Matthew is the victim of a savage counter-attack from Fox News's chief Roger Ailes, a fearsome brute even by the standards of Murdoch's imperial procurators. Ailes took umbrage when Matthew described him as a man by whom "the family" (and on no account should you hear that in a Brooklyn-Italian brogue) is "sickened and ashamed". Matthew hasn't become a figure of immense, unseen influence by shooting his mouth off about Rupert's affairs (in this case, he was apparently briefed by stepmother-in-law Wendi), as you'd imagine Ailes would understand.

Apparently not, however, and he counter-struck by insisting that Matthew (a minor irony, this, given that his great-grandpa was Sigmund Freud) "needs to see a psychiatrist". He certainly does not, but Rupert could perhaps use a little therapy as he struggles to reconcile his financial interests with the more delicate sensibilities of kith and kin.

Clearly, the muscular line on President Obama taken by Bill O'Reilly, Glenn Beck and Fox new girl Sarah Palin causes anguish to his liberal(ish) wife, son James, daughter Elisabeth and Matthew himself. However, with Fox's borderline neo-fascist output generating the profits to subsidise the losses being racked up elsewhere, the old boy is in no shape to soften the tone, even if his personal feelings are closer to the Fox editorial line than he might care to admit.

It cannot be easy for Davros, caught between a commercial imperative and the outrage of his loved ones. But the impression that the old boy is losing his grip strengthens by the month as the family concentrates ever more transparently on the succession, and it breaks the heart to behold.

Xcruciatingly Xecrable

Despite his calamitous misjudgment over Gordon Brown's misspelt letter to the mother of a dead serviceman, Dominic Mohan's editorship of The Sun has impressed even those who used to regard him as the industry's answer to the Crossroads motel handyman Benny Hawkins. He will never be forgiven for ostracising Gaunty to a non-existent "daily blog", needless to say.

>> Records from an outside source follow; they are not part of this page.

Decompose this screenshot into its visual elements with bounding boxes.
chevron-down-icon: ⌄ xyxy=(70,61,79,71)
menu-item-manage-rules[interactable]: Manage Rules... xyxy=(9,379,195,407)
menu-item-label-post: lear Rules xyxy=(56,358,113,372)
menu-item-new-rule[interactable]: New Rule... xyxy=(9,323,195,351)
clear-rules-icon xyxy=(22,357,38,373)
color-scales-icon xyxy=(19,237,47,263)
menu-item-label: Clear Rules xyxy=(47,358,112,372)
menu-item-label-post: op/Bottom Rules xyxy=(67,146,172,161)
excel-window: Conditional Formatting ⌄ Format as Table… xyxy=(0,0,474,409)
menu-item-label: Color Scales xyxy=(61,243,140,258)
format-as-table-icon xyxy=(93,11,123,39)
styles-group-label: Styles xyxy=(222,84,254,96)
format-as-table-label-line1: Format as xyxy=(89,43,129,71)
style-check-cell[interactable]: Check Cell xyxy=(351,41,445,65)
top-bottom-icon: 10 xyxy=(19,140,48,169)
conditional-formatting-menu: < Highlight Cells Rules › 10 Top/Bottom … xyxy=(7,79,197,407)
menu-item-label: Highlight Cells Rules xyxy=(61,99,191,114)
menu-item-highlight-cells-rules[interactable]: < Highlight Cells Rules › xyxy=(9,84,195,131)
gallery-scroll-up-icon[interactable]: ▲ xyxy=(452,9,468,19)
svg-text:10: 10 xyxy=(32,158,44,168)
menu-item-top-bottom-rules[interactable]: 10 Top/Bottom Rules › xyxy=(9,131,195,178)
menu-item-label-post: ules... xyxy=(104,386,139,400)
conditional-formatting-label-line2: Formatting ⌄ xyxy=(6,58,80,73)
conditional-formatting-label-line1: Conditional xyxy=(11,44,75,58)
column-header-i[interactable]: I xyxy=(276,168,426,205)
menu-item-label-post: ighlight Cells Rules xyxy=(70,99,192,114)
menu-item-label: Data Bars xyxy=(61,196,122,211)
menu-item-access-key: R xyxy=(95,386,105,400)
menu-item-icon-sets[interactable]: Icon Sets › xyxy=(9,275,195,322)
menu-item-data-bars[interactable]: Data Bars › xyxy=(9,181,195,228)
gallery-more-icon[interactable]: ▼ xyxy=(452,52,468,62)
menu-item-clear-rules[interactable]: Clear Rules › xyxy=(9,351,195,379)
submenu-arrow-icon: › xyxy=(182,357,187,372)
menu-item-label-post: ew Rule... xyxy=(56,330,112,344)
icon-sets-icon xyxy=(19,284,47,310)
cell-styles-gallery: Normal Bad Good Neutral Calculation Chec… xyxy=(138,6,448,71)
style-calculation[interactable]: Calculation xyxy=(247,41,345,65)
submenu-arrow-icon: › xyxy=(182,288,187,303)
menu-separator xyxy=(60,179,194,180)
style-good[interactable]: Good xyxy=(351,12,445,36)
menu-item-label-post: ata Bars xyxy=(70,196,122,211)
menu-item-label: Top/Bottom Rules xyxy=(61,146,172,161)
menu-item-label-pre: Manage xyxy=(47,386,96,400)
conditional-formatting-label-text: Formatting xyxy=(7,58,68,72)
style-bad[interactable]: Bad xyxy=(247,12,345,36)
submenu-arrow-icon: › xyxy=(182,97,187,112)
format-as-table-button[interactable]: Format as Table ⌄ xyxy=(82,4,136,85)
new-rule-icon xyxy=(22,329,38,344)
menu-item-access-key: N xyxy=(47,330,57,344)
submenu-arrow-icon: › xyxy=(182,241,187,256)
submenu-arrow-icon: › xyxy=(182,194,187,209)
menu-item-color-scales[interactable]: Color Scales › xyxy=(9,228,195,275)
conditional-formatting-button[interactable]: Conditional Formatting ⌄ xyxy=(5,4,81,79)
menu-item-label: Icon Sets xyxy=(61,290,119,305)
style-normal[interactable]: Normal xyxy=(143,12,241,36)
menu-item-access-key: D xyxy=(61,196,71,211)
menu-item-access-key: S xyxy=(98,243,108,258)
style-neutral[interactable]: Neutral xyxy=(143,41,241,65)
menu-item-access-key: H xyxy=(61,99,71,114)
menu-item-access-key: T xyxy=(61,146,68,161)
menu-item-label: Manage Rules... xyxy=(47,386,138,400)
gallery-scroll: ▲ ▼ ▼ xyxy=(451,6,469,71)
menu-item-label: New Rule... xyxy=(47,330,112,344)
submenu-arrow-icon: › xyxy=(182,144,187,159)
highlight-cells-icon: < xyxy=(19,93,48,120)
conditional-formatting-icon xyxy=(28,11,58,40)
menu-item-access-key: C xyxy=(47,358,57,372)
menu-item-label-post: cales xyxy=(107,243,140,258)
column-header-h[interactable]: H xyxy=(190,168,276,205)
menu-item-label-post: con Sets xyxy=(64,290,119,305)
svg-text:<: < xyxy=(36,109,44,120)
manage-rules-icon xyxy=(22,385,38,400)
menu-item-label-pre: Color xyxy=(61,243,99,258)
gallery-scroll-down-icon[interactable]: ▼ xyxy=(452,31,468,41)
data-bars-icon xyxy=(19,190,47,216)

But the paper is sharper and livelier than in ages, and wins Feature of the Week for Grant Rolling's formal acknowledgment that the Halifax advert in which staff ape the hilarity of a sub-sub-sub-Chris Evans radio posse in 1995 as the most winceworthy TV commercial ever.

The bit where someone sits on the floor and puts a dustbin over his head in pursuit of claiming to be calling from a Russian space station ... suffice it to say a stint strapped to electrodes in a Brezhnev-era cell wouldn't cut it for the creative genius responsible for that.

Gove...and soon forgotten

I am disgusted by sexual innuendo masquerading as winsome collegiate waggery in another Murdoch title. Announcing his pre-election departure from The Times comment pages, Tory education spokesman Michael Gove impudently compares Libby Purves to Mrs Robinson (the original model, not the repro version in Belfast).

"This is the last column I'll be writing for a while," writes the impish Gove. "I have enjoyed my time under Libby Purves, benefiting from being so close to an experienced woman of the world, rather like Dustin Hoffman with Anne Bancroft in The Graduate."

A distasteful thought, and from Gove nothing will be more welcome than the sound of silence.

An earthquake mystery

Little in recent media memory has startled me quite like The Daily Mail's attitude to the disaster in Haiti. It's not so much that it couldn't be less interested, more that it cannot be bothered to affect any interest. On Thursday and Friday, when both The Sun and Daily Mirror splashed on the earthquake, the Mail's front page dwelt on Gary McKinnon's extradition and a test for Alzheimer's respectively, restraining any mention of the earthquake until a spread on pages eight and nine.

You'd have thought it might, at the very least, have bumped the cover puffs for Poirot DVDs to direct readers towards this tragedy. Far be it from me to hold forth about news judgment, but someone's grey cells appear to be in grave decline. Genuinely shocking.

Horror story is no thriller

As for the Mirror's quake splash on Thursday, did "100,000 Gone in 60 Seconds" strike anyone as oddly flippant? Using the title of an action film in which Nic Cage must steal 50 cars to save his brother from being bumped by a Russian crime lord in this particular context ... nah, probably me being a pompous arse again.